Reclaiming Thin Provisioned Storage on Windows Using Sdelete

Reclaiming Thin Provisioned Storage

Many storage arrays such as HP’s 3Par line, Datacore, and others have the ability to thin provision storage.  VMware also has the ability to thin provision virtual disks (VMDK files).  Over time the storage utilization increases as data is created, fragmented, and moved.  When data is deleted the storage array does not automatically free up the disk space in the storage pool.  Block based storage arrays don’t have knowledge of what is using the LUN.  It could be a raw device or have a file system such as NTFS, VMFS, EXT3, VXFS, etc.  In order for most block based storage arrays to reclaim thin provisioned storage, the storage array has to find a zero bit pattern in an allocation unit of storage.  That way the array knows that removing an allocation unit from a LUN and returning for reuse in the storage pool does not result in lost data.  Datacore by default divides up it’s storage into 128MB segments called Storage Allocation Units or SAUs for short.  3Par uses a unit called a Chunklet which is 256MB.  If the array detects only zeros in an allocation unit, it will release it from the volume to which it is assigned and return it to the storage pool for reuse.

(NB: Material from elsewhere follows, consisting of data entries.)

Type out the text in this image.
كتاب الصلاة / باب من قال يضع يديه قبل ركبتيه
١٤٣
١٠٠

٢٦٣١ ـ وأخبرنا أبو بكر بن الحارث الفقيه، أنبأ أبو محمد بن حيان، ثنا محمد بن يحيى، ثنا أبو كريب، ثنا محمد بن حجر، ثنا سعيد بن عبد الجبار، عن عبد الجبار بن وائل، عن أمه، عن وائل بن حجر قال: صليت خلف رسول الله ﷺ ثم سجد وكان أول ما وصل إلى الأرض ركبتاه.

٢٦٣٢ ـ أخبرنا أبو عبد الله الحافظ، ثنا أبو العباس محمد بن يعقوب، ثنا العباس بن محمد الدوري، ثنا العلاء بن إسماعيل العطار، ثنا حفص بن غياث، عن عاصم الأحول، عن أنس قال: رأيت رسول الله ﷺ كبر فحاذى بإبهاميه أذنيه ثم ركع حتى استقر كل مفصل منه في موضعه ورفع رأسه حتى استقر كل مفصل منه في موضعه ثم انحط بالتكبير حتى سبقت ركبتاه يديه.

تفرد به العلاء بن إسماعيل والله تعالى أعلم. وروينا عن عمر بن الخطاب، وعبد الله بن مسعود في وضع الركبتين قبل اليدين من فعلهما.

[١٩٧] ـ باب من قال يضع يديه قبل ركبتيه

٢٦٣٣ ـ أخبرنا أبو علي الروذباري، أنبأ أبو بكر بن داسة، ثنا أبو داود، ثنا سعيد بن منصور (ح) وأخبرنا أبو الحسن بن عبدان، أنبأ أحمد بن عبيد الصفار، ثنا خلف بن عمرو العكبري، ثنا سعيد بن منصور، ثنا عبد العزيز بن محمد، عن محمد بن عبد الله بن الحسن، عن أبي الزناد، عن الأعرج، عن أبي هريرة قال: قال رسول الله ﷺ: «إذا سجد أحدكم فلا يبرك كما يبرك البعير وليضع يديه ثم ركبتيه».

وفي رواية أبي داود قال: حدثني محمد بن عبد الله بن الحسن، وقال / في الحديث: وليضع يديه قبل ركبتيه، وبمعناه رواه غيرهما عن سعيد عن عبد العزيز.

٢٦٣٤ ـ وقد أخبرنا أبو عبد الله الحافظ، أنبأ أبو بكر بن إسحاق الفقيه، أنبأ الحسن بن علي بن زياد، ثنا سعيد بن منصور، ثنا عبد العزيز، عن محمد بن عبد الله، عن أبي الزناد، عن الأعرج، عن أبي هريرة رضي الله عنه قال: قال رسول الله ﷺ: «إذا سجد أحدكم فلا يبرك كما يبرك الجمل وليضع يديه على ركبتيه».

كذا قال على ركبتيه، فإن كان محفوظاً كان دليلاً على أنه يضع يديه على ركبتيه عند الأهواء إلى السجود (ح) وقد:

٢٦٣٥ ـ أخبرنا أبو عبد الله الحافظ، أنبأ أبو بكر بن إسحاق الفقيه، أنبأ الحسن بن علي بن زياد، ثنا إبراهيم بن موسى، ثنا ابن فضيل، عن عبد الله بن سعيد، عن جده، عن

On Microsoft Windows the commonly accepted method to write a zero bit pattern to the free space is by using the Sysinternals utility called sdelete.  However, a change was made to the command line switches that effects the behavior.  With sdelete v1.51 the “-c” switch wrote a zero bit pattern to free space, and the “-z” switch wrote a series of ones and zeros to securely overwrite the free space.  With sdelete version 1.6 the functionality has been reversed.

If you are trying to reclaim thin provisioned space with sdelete version 1.51 or earlier you need to use the “-c” switchFor version 1.6 you need to use the “-z” switch.  In case it changes in the future, you are looking for the switch referenced in the sdelete command line help that reads “Zero free space (good for virtual disk optimization)”.